Fioringras

Agrostis stolonifera

Kruipend gras, vaak met lange uitlopers. Tere pluim, roodachtig bruin, 3 - 10 cm. lang, tamelijk compact, met korte rechtopstaande takjes. Aartje 1-bloemig. Kelkkafjes roodachtig bruin of paarsachtig, 3 - 3,5 mm. lang, 1-nervig, spits, gerond; de nerf heeft vaak naar boven gerichte stekeltjes aan de buitenzijde.
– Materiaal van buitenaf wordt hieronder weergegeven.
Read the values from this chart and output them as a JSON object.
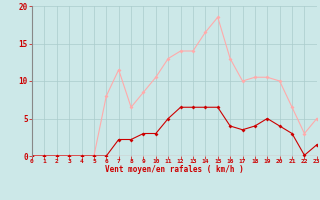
{
  "x": [
    0,
    1,
    2,
    3,
    4,
    5,
    6,
    7,
    8,
    9,
    10,
    11,
    12,
    13,
    14,
    15,
    16,
    17,
    18,
    19,
    20,
    21,
    22,
    23
  ],
  "wind_avg": [
    0,
    0,
    0,
    0,
    0,
    0,
    0,
    2.2,
    2.2,
    3.0,
    3.0,
    5.0,
    6.5,
    6.5,
    6.5,
    6.5,
    4.0,
    3.5,
    4.0,
    5.0,
    4.0,
    3.0,
    0.1,
    1.5
  ],
  "wind_gust": [
    0,
    0,
    0,
    0,
    0,
    0,
    8.0,
    11.5,
    6.5,
    8.5,
    10.5,
    13.0,
    14.0,
    14.0,
    16.5,
    18.5,
    13.0,
    10.0,
    10.5,
    10.5,
    10.0,
    6.5,
    3.0,
    5.0
  ],
  "avg_color": "#cc0000",
  "gust_color": "#ffaaaa",
  "bg_color": "#cce8e8",
  "grid_color": "#aacccc",
  "xlabel": "Vent moyen/en rafales ( km/h )",
  "ylim": [
    0,
    20
  ],
  "xlim": [
    0,
    23
  ],
  "yticks": [
    0,
    5,
    10,
    15,
    20
  ],
  "xticks": [
    0,
    1,
    2,
    3,
    4,
    5,
    6,
    7,
    8,
    9,
    10,
    11,
    12,
    13,
    14,
    15,
    16,
    17,
    18,
    19,
    20,
    21,
    22,
    23
  ]
}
Bovenste kroonkafje wit, tweemaal zo lang als het onderste kroonkafje, met een korte knievormige kafnaald met de knik boven het midden. Bladeren 1,5 - 4 mm. breed, tongetje 2 - 3 mm. lang. Hoogte: 15 - 40 cm. Habitat: Klamme bodem, geul- en meeroevers, periodiek overstroomd moerasgebied, maar ook droog grasland. Algemeen. Lijkt op: Andere struisgrassen (Gewoon struisgras en Moerasstruisgras): het Fioringras onderscheidt zich door de compactere pluim en de uitlopers, die het sterkst geprononceerd zijn in natte habitats. Aartjes zonder lange kafnaald, tongetje korter dan die van het Gewoon struisgras. Bloeitijd: Juli. IJslands: Skrúðlíngresi (Grassenfamilie).